A l’image, des lycéens blancs, minces, sur deux jambes qui se tiennent droit, les pieds écartés comme il faut pour être ancrés sur le sol, les mains croisées devant, tou·tes avec le même t-shirt et le même masque, une classe qui se tient sage. Les murs sont propres et colorés. Devant, un homme s’agite, micro à la main, dépense une salive de dingue, tant et si bien qu’il en vient à étouffer dans son masque, l’enlève, éternue dans son poing et en réclame un autre, « plus léger ». Accident dans le cadre : le hors champ surgit sous la forme d’un homme en uniforme qui lui tend l’offrande.
Que dit cet homme ? Qu’il faut repérer des élèves (à la fin de la troisième). Repérer, comme le font les militaires, les policiers, les chasseurs, puis cibler. Ensuite envoyer la cible dans un « internat d’excellence ». Repérer, extraire, interner, pour aller sceller à l’extérieur. Voilà donc le rêve de M Macron, si bien secondé par M. Blanquer.

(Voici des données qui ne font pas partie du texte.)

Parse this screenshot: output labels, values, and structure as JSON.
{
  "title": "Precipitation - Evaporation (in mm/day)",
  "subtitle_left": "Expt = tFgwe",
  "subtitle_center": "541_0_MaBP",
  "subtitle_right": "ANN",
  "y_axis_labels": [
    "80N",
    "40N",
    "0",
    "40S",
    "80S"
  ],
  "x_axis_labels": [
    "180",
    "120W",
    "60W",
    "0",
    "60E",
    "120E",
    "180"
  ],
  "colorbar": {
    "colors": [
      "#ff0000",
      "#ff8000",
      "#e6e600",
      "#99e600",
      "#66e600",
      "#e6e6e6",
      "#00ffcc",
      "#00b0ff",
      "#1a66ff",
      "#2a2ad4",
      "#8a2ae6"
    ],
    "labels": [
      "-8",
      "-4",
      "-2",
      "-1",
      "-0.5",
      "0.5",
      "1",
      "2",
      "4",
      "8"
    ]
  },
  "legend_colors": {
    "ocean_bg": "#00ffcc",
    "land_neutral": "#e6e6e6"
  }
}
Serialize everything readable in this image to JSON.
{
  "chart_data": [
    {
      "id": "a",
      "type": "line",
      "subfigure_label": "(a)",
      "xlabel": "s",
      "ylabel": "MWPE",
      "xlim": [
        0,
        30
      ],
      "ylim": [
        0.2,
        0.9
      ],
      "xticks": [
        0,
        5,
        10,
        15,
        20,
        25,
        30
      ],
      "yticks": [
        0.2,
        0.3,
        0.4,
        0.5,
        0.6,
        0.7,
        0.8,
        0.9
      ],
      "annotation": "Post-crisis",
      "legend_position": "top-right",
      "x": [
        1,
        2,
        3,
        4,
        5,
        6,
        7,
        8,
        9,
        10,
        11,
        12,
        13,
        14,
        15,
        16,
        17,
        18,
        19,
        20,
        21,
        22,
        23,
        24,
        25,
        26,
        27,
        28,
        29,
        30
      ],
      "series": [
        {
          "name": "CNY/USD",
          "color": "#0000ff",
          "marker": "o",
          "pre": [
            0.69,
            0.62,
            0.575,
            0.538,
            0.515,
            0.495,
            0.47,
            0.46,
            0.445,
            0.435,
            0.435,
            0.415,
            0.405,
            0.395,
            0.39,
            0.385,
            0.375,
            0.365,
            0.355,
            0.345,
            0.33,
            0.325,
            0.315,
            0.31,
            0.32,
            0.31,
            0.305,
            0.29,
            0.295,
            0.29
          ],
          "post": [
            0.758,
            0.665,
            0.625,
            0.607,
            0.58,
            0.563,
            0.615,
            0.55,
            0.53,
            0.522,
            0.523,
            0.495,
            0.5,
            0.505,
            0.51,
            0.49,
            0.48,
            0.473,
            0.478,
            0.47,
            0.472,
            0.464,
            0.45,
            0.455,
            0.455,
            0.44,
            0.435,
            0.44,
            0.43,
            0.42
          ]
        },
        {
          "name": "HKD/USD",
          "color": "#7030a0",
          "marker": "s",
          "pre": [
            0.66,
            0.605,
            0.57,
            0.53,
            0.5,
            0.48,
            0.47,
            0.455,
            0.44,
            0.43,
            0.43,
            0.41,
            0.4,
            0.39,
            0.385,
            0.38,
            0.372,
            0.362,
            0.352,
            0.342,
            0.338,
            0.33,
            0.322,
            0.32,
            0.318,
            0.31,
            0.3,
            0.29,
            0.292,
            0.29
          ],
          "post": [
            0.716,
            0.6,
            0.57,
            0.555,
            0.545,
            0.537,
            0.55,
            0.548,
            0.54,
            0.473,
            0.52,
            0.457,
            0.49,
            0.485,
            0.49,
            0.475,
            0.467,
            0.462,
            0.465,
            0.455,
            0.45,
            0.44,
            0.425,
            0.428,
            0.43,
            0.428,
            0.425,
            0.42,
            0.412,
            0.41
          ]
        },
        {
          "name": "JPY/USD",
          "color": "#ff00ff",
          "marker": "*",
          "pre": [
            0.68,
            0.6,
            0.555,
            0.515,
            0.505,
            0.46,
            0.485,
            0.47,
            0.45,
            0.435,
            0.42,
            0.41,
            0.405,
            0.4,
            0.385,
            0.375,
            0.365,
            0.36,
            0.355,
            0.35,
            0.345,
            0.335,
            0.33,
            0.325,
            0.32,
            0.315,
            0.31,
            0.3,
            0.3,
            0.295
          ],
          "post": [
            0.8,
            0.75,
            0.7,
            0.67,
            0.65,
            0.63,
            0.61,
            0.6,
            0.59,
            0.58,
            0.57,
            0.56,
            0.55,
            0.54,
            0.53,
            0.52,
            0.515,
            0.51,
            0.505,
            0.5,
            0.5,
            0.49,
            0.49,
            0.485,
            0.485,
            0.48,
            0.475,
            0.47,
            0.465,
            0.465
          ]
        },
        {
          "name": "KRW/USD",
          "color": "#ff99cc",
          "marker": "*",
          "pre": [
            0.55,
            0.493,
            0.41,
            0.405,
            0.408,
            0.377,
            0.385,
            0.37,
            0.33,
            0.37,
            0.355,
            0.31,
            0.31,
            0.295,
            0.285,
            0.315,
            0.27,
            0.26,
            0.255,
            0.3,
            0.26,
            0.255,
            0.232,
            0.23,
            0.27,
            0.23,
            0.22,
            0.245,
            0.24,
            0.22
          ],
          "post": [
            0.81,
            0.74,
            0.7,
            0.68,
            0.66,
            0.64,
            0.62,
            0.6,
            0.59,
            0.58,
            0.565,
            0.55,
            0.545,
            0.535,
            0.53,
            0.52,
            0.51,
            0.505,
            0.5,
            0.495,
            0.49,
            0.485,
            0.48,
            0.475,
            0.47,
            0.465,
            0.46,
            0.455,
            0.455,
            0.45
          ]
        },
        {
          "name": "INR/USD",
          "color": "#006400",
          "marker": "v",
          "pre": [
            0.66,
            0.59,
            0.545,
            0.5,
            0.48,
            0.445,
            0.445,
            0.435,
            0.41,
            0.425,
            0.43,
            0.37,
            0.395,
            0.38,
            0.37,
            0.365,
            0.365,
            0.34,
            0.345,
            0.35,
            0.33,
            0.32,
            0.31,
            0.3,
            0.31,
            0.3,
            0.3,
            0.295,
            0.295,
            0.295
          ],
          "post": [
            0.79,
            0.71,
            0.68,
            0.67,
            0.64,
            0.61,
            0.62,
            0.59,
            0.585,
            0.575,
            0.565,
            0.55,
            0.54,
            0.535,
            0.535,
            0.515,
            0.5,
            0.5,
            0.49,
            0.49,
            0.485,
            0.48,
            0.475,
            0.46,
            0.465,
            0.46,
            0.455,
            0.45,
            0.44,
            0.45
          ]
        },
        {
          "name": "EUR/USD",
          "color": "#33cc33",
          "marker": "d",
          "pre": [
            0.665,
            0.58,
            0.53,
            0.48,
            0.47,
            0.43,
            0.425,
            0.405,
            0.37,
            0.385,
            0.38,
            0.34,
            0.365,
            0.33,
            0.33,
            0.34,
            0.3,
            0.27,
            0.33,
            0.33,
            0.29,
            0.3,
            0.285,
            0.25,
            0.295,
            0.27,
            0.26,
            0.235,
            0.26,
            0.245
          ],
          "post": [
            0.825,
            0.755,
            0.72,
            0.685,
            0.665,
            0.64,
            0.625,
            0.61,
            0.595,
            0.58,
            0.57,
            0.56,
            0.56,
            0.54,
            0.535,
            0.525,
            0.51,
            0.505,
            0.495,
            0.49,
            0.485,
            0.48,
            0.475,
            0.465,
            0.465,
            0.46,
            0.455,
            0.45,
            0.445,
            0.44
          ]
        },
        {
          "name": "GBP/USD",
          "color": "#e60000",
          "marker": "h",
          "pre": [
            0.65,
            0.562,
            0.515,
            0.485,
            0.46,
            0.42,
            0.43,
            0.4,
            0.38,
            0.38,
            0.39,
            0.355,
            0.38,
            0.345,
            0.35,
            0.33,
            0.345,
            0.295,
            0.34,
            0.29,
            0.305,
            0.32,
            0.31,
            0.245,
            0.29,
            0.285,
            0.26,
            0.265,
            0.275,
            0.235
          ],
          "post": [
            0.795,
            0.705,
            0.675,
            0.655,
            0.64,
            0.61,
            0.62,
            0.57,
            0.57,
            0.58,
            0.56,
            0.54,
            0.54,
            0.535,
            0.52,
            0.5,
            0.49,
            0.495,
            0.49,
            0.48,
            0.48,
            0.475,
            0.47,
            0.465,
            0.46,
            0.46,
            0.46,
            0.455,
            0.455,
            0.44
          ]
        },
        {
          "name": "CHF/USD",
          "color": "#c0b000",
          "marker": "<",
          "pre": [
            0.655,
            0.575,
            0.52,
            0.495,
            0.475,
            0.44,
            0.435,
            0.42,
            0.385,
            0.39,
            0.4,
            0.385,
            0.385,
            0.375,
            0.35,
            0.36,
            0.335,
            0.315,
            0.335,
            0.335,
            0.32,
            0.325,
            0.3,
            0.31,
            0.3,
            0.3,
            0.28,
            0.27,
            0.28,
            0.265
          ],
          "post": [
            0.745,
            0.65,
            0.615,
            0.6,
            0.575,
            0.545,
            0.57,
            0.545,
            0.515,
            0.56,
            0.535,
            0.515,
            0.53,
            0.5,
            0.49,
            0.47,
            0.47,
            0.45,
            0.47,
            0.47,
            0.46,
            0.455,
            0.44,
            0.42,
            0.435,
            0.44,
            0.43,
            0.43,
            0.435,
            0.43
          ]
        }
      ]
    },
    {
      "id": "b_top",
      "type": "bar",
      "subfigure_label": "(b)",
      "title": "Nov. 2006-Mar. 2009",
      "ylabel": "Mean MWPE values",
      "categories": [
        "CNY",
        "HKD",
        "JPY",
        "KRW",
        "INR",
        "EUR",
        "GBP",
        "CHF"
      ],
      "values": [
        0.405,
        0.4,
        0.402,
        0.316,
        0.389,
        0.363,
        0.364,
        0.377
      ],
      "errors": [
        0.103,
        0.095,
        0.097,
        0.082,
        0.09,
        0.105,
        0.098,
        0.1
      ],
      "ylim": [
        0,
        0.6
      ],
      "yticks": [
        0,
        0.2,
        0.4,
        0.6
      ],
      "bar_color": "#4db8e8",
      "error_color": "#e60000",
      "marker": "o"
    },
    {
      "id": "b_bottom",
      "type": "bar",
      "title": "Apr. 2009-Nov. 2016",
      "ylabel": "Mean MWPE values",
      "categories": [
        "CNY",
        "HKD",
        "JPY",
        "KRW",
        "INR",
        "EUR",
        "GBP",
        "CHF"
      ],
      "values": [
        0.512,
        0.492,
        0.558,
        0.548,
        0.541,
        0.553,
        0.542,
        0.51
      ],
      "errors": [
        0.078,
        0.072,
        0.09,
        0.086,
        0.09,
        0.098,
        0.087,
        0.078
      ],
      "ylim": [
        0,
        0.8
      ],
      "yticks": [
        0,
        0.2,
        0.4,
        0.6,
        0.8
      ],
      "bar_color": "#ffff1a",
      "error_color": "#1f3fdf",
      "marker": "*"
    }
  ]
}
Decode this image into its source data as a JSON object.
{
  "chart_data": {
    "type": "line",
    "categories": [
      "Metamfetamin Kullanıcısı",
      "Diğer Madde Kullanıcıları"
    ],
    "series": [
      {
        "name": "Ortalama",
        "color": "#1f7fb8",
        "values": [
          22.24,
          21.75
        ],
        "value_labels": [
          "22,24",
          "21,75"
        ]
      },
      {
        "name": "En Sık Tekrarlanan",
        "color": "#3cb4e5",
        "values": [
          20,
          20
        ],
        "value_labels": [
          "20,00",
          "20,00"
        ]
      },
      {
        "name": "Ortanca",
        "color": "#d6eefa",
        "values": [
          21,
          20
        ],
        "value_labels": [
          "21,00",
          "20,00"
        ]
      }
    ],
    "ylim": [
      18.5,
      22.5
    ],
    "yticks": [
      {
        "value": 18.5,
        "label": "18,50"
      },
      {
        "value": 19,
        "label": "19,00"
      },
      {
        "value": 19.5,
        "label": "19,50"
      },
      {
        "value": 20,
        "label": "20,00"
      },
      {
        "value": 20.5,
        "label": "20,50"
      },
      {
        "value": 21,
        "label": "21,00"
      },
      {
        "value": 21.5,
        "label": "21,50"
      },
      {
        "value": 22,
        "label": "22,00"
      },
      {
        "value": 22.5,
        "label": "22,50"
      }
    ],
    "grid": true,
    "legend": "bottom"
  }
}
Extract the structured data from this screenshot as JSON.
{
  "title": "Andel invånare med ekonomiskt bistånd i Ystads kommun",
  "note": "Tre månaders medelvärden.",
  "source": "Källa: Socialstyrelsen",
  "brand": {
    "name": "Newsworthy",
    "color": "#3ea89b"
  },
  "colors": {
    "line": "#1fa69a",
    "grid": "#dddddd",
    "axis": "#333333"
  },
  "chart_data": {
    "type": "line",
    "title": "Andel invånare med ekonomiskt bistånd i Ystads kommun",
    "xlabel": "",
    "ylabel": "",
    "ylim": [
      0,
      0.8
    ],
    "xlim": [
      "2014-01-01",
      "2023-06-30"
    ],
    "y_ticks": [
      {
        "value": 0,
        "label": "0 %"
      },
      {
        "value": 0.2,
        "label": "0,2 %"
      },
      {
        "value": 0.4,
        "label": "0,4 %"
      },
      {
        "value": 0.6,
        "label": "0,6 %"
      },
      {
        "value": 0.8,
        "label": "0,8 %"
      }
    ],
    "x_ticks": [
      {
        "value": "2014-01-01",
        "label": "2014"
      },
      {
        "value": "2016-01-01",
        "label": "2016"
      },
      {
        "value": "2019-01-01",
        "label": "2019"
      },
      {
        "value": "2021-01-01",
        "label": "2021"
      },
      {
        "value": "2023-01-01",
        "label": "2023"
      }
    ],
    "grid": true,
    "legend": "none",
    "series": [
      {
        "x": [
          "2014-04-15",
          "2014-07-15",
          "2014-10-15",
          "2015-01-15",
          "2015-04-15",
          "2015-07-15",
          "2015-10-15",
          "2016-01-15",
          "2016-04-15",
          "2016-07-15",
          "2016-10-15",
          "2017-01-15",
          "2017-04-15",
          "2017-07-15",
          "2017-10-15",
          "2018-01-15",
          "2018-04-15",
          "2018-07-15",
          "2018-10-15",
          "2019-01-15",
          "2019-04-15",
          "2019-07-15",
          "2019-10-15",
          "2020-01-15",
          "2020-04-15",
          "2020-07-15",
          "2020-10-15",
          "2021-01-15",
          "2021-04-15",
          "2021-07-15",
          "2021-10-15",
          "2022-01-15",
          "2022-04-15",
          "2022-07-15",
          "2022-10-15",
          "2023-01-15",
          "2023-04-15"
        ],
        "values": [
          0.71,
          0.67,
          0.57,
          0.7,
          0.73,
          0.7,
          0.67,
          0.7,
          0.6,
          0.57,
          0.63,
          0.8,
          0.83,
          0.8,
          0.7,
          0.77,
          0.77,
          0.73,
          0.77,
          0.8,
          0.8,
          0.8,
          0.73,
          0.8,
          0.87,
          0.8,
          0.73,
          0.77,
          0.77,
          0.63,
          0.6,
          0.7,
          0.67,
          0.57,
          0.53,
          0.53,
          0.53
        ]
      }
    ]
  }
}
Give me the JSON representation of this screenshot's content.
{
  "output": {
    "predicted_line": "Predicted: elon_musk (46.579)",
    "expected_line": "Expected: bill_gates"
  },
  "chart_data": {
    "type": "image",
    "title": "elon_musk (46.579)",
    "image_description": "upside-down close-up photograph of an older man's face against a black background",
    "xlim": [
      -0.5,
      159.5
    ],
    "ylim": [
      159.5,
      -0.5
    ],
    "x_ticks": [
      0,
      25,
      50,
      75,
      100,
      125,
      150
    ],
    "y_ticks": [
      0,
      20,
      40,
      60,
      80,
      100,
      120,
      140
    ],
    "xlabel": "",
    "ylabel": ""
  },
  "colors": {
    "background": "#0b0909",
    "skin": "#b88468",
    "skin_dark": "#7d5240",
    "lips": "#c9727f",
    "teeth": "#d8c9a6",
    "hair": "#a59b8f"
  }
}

Une image vient en tête : des prisons dorées, campus à l’américaine sous bulles, posées sur pilotis au-dessus d’une vaste terre gaste, reliées entre elles par des tubes translucides et hermétiques. Plus bas se débattent comme ils peuvent ceux qui ne sont rien, les “incasables” selon la belle formule de Rachid Zerouki (voir notre note de lecture). Ce n’est pas un cauchemar, nul besoin de nous réveiller, cette dystopie s’installe peu à peu.
On se prend à rêver, par contre, d’externats sans seuils, sans portes flanquées de guérites, qui s’organise pour l’émancipation de tous. Ce n’est pas par hasard que les mouvements d’éducation populaire des années 60 et 70, et les instituteurs qui en étaient le fer de lance ont développé en même temps des pédagogies non descendants, non sélectives et des pratiques de classe démocratiques. Faire une école qui soit à la fois sensible à ce qui surgit (compter les dizaines et les centaines en rassemblant dans des sacs les tiges de marronniers, faire écrire des poèmes en s’asseyant par terre devant le lycée, rendre visite à un boulanger, tout est pédagogie) et à ce qui frotte : le conseil de classe – version Freinet – pour discuter des discriminations de genre ou de la mise en place des règles de vie commune, les élèves médiateurs pour introduire de la parole dans les conflits). Une école enfin à laquelle on demande de produire non pas de l’évaluation mais du sens et de l’expérience. Parce que, comme le disait si bien Philippe Perrenoud : « A l’école, avant d’évaluer, de certifier, de sélectionner, on est censé enseigner. » 1
Mathieu Billière
Philippe Perrenoud, « Culture scolaire, culture élitaire ? », La Pédagogie des différences, Paris, ESF, 1996.